If -OPT:cray_ivdep=TRUE is specified, ivdep instructs the compiler to use Cray semantics and break all backward dependences:

ivdep breaks the dependence but the compiler warns the user that it is breaking an obvious dependence:
#pragma ivdep for (i = 0; i < n; i++) { a[i] = a[i - 1] + 3.0; }
ivdep does not break the dependence, because the it is from the load to the store, and the load comes lexically before the store:
#pragma ivdep for (i = 0; i < n; i++) { a[i] = a[i + 1] + 3.0; }

To break all dependences, specify the following: -OPT:liberal_ivdep=TRUE.

`#pragma prefetch`

The #pragma prefetch directive specifies prefetching for each level of the cache.

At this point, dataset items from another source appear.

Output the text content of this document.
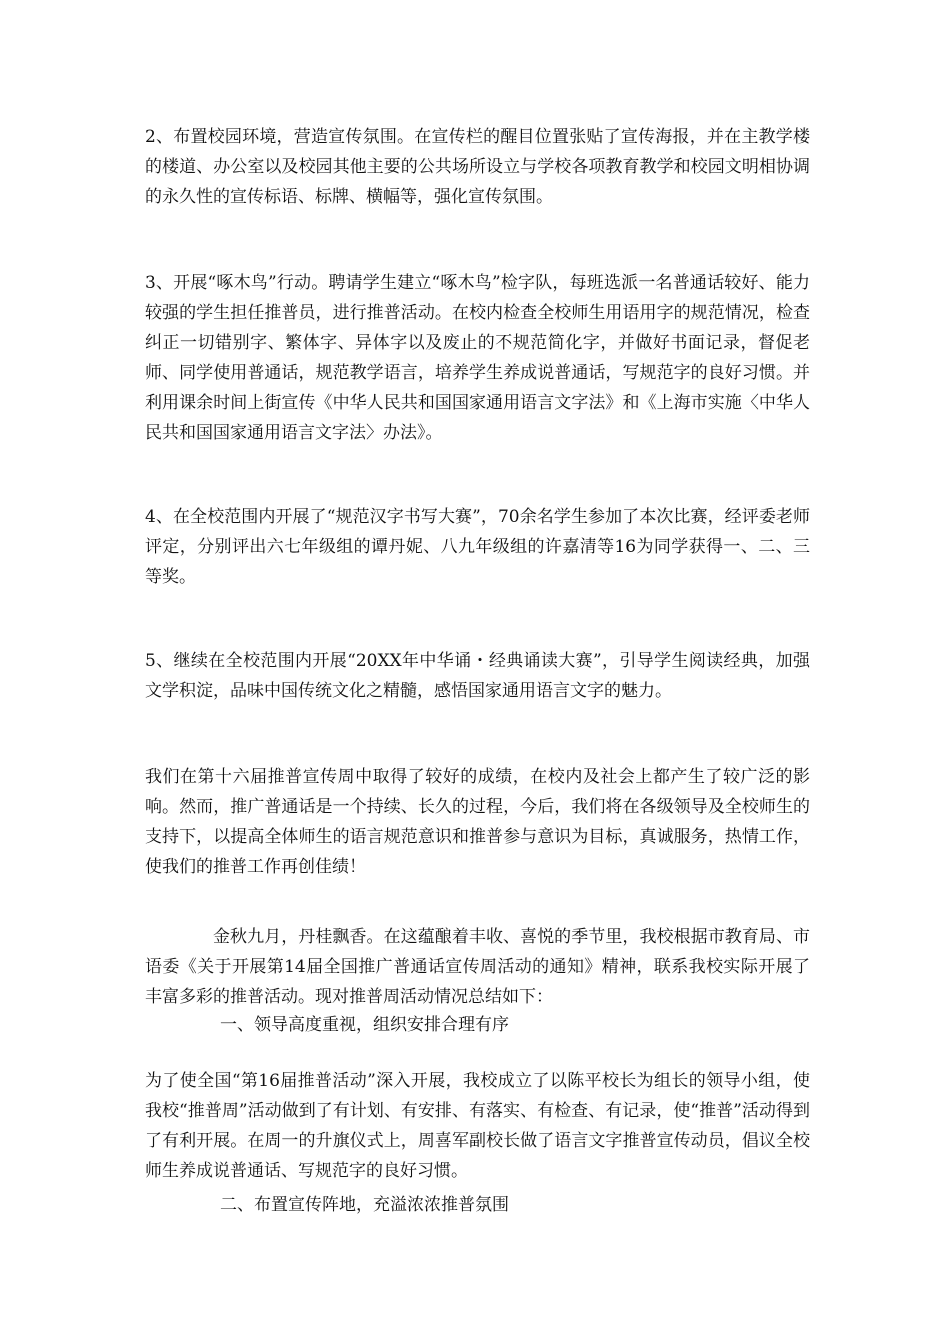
2、布置校园环境，营造宣传氛围。在宣传栏的醒目位置张贴了宣传海报，并在主教学楼的楼道、办公室以及校园其他主要的公共场所设立与学校各项教育教学和校园文明相协调的永久性的宣传标语、标牌、横幅等，强化宣传氛围。

3、开展“啄木鸟”行动。聘请学生建立“啄木鸟”检字队，每班选派一名普通话较好、能力较强的学生担任推普员，进行推普活动。在校内检查全校师生用语用字的规范情况，检查纠正一切错别字、繁体字、异体字以及废止的不规范简化字，并做好书面记录，督促老师、同学使用普通话，规范教学语言，培养学生养成说普通话，写规范字的良好习惯。并利用课余时间上街宣传《中华人民共和国国家通用语言文字法》和《上海市实施〈中华人民共和国国家通用语言文字法〉办法》。

4、在全校范围内开展了“规范汉字书写大赛”，70余名学生参加了本次比赛，经评委老师评定，分别评出六七年级组的谭丹妮、八九年级组的许嘉清等16为同学获得一、二、三等奖。

5、继续在全校范围内开展“20XX年中华诵・经典诵读大赛”，引导学生阅读经典，加强文学积淀，品味中国传统文化之精髓，感悟国家通用语言文字的魅力。

我们在第十六届推普宣传周中取得了较好的成绩，在校内及社会上都产生了较广泛的影响。然而，推广普通话是一个持续、长久的过程，今后，我们将在各级领导及全校师生的支持下，以提高全体师生的语言规范意识和推普参与意识为目标，真诚服务，热情工作，使我们的推普工作再创佳绩！

金秋九月，丹桂飘香。在这蕴酿着丰收、喜悦的季节里，我校根据市教育局、市语委《关于开展第14届全国推广普通话宣传周活动的通知》精神，联系我校实际开展了丰富多彩的推普活动。现对推普周活动情况总结如下：

一、领导高度重视，组织安排合理有序

为了使全国“第16届推普活动”深入开展，我校成立了以陈平校长为组长的领导小组，使我校“推普周”活动做到了有计划、有安排、有落实、有检查、有记录，使“推普”活动得到了有利开展。在周一的升旗仪式上，周喜军副校长做了语言文字推普宣传动员，倡议全校师生养成说普通话、写规范字的良好习惯。

二、布置宣传阵地，充溢浓浓推普氛围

The syntax of the #pragma prefetch directive is as follows:

#pragma prefetch [n1, n2]

n1 controls the level 1 cache; n2 controls level 2. n1 and n2 can have the following values:

0: prefetching is off (default for all processors except R10000)
1: prefetching is on but conservative (default at -03 when prefetch is on)
2: prefetching on and aggressive

The scope of this directive is the entire function that contains it.

`#pragma prefetch_manual`

The #pragma prefetch_manual directive instructs the compiler as to whether manual prefetches (through #pragma directives) should be respected or ignored.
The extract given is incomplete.